Outro fator crítico é o componente político. A extrema direita, tanto no Brasil quanto no exterior, tem como tática desacreditar a imprensa e o judiciário, como argumenta Andrey Mir em “Post Journalism and the Death of Newspapers”. Esta estratégia cria um ambiente hostil para o Jornalismo, alimentando a desconfiança e promovendo a disseminação de fake news, num ambiente de baixa educação midiática de grande parte da população.

 

O renascimento através do Brand Publishing

Mas isso tudo está mudando, dentro do processo de rearranjo da indústria de mídia. As organizações empresariais, uma vez apenas anunciantes, agora emergem como protagonistas do Jornalismo contemporâneo. Este fenômeno, conhecido como “Brand Publishing”, está redefinindo a forma como as notícias são produzidas e consumidas e, ao que tudo indica, aliada a veículos independentes que entenderam o meio digital, pode ser a salvação de um setor em crise.

Segundo o “Trust Barometer 2024”, da Edelman, as marcas são atualmente as instituições mais confiáveis, superando governos e ONGs. Este nível de confiança é um ativo inestimável que as corporações estão capitalizando ao produzir conteúdo jornalístico de alta qualidade.

A reputação é um valor crucial para esses entes. Empresas comprometidas com sua indústria têm um incentivo para produzir informações precisas e valiosas, mantendo-se distantes das práticas duvidosas que afligem muitos meios de comunicação tradicionais. Esse compromisso com a integridade é um diferencial significativo.

Além disso, as marcas têm tempo, recursos e foco para criar conteúdo jornalístico robusto. Enquanto muitas redações enfrentam cortes de orçamento e pessoal, projetos de brand publishing podem investir em jornalistas experientes, pesquisas aprofundadas e processos inovadores para produzir notícias que realmente importam. E diferentemente do modelo cada vez mais hard news que o digital incutiu no Jornalismo, empresas que entenderam a falência do modelo, estão apostando numa atividade strong news, caracterizada por um conteúdo comprometido com o desenvolvimento de uma indústria.

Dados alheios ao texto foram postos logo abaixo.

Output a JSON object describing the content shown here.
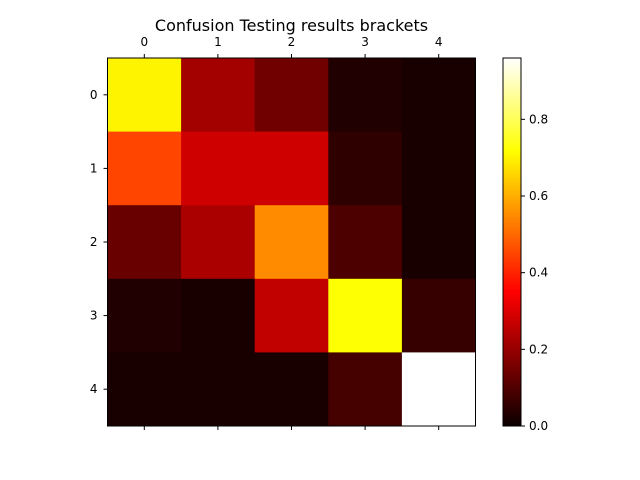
{
  "chart_data": {
    "type": "heatmap",
    "title": "Confusion Testing results brackets",
    "x_tick_labels": [
      "0",
      "1",
      "2",
      "3",
      "4"
    ],
    "y_tick_labels": [
      "0",
      "1",
      "2",
      "3",
      "4"
    ],
    "x_tick_position": "top",
    "colormap": "hot",
    "values": [
      [
        0.7,
        0.21,
        0.14,
        0.03,
        0.02
      ],
      [
        0.45,
        0.27,
        0.27,
        0.05,
        0.02
      ],
      [
        0.13,
        0.22,
        0.55,
        0.09,
        0.02
      ],
      [
        0.03,
        0.02,
        0.25,
        0.72,
        0.06
      ],
      [
        0.02,
        0.02,
        0.02,
        0.08,
        0.96
      ]
    ],
    "colorbar": {
      "vmin": 0.0,
      "vmax": 0.96,
      "ticks": [
        0.0,
        0.2,
        0.4,
        0.6,
        0.8
      ],
      "tick_labels": [
        "0.0",
        "0.2",
        "0.4",
        "0.6",
        "0.8"
      ]
    },
    "grid": false
  }
}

Importante mencionar que os projetos de Brand Publishing geralmente possuem um posicionamento editorial claro, algo que falta em muitos veículos tradicionais. Este alinhamento explícito ajuda a evitar a confusão entre fato e opinião, proporcionando aos leitores uma experiência mais transparente e confiável. Ao consumir conteúdo editorial em um ativo de mídia de uma marca, fica claro para o leitor os objetivos e critérios para a seleção dos conteúdos publicados. Em anos de brand publishing, nunca tivemos uma reclamação de uma abordagem aparentemente mal intencionada em uma matéria.

Por fim, novos modelos de Jornalismo continuarão a ser necessários e desejáveis, especialmente distantes do modelo falido do século XX. Alguns veículos já entenderam isso, validando novos modelos de receita que privilegiam a boa informação e as possibilidades e granularidade que a tecnologia traz. Nesse contexto, o Brand Publishing - e não somente ele - representa uma evolução lógica, onde a qualidade e a confiabilidade do conteúdo são fundamentais para manter e expandir a audiência.

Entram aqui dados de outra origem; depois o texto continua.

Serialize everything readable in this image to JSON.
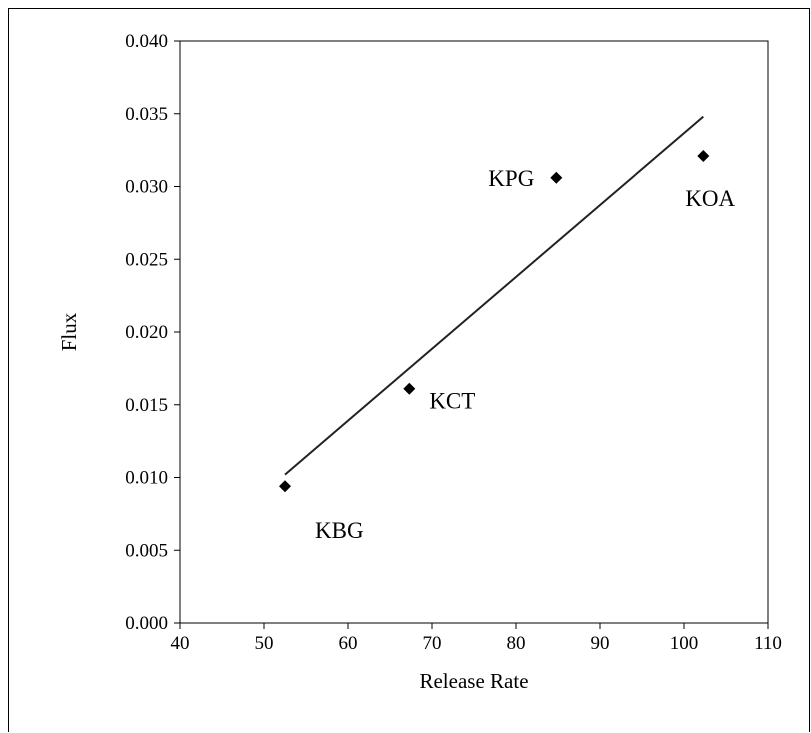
{
  "chart_data": {
    "type": "scatter",
    "title": "",
    "xlabel": "Release Rate",
    "ylabel": "Flux",
    "xlim": [
      40,
      110
    ],
    "ylim": [
      0.0,
      0.04
    ],
    "xticks": [
      "40",
      "50",
      "60",
      "70",
      "80",
      "90",
      "100",
      "110"
    ],
    "yticks": [
      "0.000",
      "0.005",
      "0.010",
      "0.015",
      "0.020",
      "0.025",
      "0.030",
      "0.035",
      "0.040"
    ],
    "grid": false,
    "legend": "none",
    "series": [
      {
        "points": [
          {
            "label": "KBG",
            "x": 52.5,
            "y": 0.0094
          },
          {
            "label": "KCT",
            "x": 67.3,
            "y": 0.0161
          },
          {
            "label": "KPG",
            "x": 84.8,
            "y": 0.0306
          },
          {
            "label": "KOA",
            "x": 102.3,
            "y": 0.0321
          }
        ],
        "marker": "diamond",
        "color": "#000000"
      }
    ],
    "trendline": {
      "type": "linear",
      "x": [
        52.5,
        102.3
      ],
      "y": [
        0.0102,
        0.0348
      ]
    }
  }
}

O Jornalismo está longe de estar morto. Pelo contrário, ele está se transformando. Muitos negócios estão se posicionando como os novos guardiões da credibilidade, oferecendo uma alternativa viável e necessária ao Jornalismo tradicional. Em um mundo onde a confiança é escassa e a informação é abundante, as marcas estão mostrando que podem, sim, fazer bom Jornalismo, e isso pode ser a chave para a sobrevivência e prosperidade da indústria.

Roberto Francellino

Roberto Francellino é jornalista de formação e Head de Conteúdo da Barões.